The middah to cultivate: Yosher — straightness. The yosher that says "prêter c'est prêter" without embarrassment. That does not confuse chesed with tikkun olam sentimentality. That looks the borrower in the eye and says: "I am your brother, not your bank. But I am also not your solution. I am your shaliach for this maschon from Hashem."
Halacha Maaseh
The bridge, the living practice:
Before lending: 1. Ask: "As-tu d'autres dettes?" Do you have other debts? If he owes others and has not paid, you do not lend. You give — tzedakah — what you can afford to lose. 2. Write the shtar. Even to your brother. Especially to your brother. The shtar is shalom bayit — it prevents the kenosheh from entering the room. 3. Take arevot — guarantors. Or mashkon — collateral.
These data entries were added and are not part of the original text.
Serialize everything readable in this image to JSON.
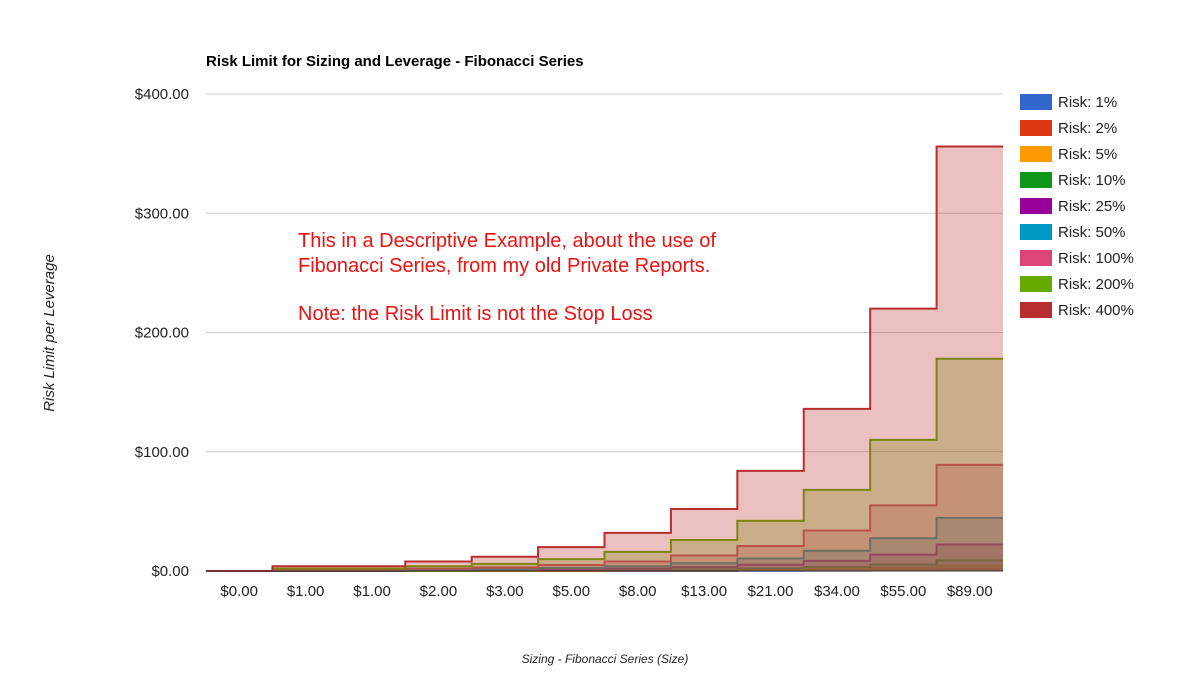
{
  "chart_data": {
    "type": "area",
    "stepped": true,
    "stacked": false,
    "title": "Risk Limit for Sizing and Leverage - Fibonacci Series",
    "xlabel": "Sizing - Fibonacci Series (Size)",
    "ylabel": "Risk Limit per Leverage",
    "categories": [
      "$0.00",
      "$1.00",
      "$1.00",
      "$2.00",
      "$3.00",
      "$5.00",
      "$8.00",
      "$13.00",
      "$21.00",
      "$34.00",
      "$55.00",
      "$89.00"
    ],
    "sizes": [
      0,
      1,
      1,
      2,
      3,
      5,
      8,
      13,
      21,
      34,
      55,
      89
    ],
    "ylim": [
      0,
      400
    ],
    "yticks": [
      0,
      100,
      200,
      300,
      400
    ],
    "ytick_labels": [
      "$0.00",
      "$100.00",
      "$200.00",
      "$300.00",
      "$400.00"
    ],
    "grid": true,
    "legend_position": "right",
    "series": [
      {
        "name": "Risk: 1%",
        "color": "#3366cc",
        "values": [
          0,
          0.01,
          0.01,
          0.02,
          0.03,
          0.05,
          0.08,
          0.13,
          0.21,
          0.34,
          0.55,
          0.89
        ]
      },
      {
        "name": "Risk: 2%",
        "color": "#dc3912",
        "values": [
          0,
          0.02,
          0.02,
          0.04,
          0.06,
          0.1,
          0.16,
          0.26,
          0.42,
          0.68,
          1.1,
          1.78
        ]
      },
      {
        "name": "Risk: 5%",
        "color": "#ff9900",
        "values": [
          0,
          0.05,
          0.05,
          0.1,
          0.15,
          0.25,
          0.4,
          0.65,
          1.05,
          1.7,
          2.75,
          4.45
        ]
      },
      {
        "name": "Risk: 10%",
        "color": "#109618",
        "values": [
          0,
          0.1,
          0.1,
          0.2,
          0.3,
          0.5,
          0.8,
          1.3,
          2.1,
          3.4,
          5.5,
          8.9
        ]
      },
      {
        "name": "Risk: 25%",
        "color": "#990099",
        "values": [
          0,
          0.25,
          0.25,
          0.5,
          0.75,
          1.25,
          2,
          3.25,
          5.25,
          8.5,
          13.75,
          22.25
        ]
      },
      {
        "name": "Risk: 50%",
        "color": "#0099c6",
        "values": [
          0,
          0.5,
          0.5,
          1,
          1.5,
          2.5,
          4,
          6.5,
          10.5,
          17,
          27.5,
          44.5
        ]
      },
      {
        "name": "Risk: 100%",
        "color": "#dd4477",
        "values": [
          0,
          1,
          1,
          2,
          3,
          5,
          8,
          13,
          21,
          34,
          55,
          89
        ]
      },
      {
        "name": "Risk: 200%",
        "color": "#66aa00",
        "values": [
          0,
          2,
          2,
          4,
          6,
          10,
          16,
          26,
          42,
          68,
          110,
          178
        ]
      },
      {
        "name": "Risk: 400%",
        "color": "#b82e2e",
        "values": [
          0,
          4,
          4,
          8,
          12,
          20,
          32,
          52,
          84,
          136,
          220,
          356
        ]
      }
    ],
    "annotations": [
      {
        "lines": [
          "This in a Descriptive Example, about the use of",
          "Fibonacci Series, from my old Private Reports."
        ],
        "color": "#ee1111"
      },
      {
        "lines": [
          "Note: the Risk Limit is not the Stop Loss"
        ],
        "color": "#ee1111"
      }
    ]
  }
}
Not because you doubt him. Because you respect the halacha that says "lo tasim damim b'veitecha" — do not bring blood upon your house.
When repayment fails: 1. Do not press if he truly has nothing — "im ein lo, al tikra lo." But verify. "Im yesh lo vase yakar" — if he has a valuable vase, he sells it. The bed, the table, the refrigerator — these remain. Dignity has a floor. 2. If you must break your own savings, your own keren hishtalmut, because he did not repay — this is hezek she'eino nikar, invisible damage. He owes you the ribbit you lost. Go to dayanim. 3. If he dies with the debt: The mitzvah of gmilut chasadot does not die. But neither does the chov. The heirs inherit the obligation — unless you mochel, unless you release him, as Rav David released the widow and orphans of the man who never repaid. "Je lui ai dit: ne reviens pas me rembourser."
The kavanah: When you open your hand, say: "Hashem, this is Your machshon. I am the shomer. Let me be nosheh in mercy, not in judgment."
And when you close your hand, remember: Donner c'est donner. Prêter c'est prêter. Two verbs. Two covenants. One chance to make emunah real in the world.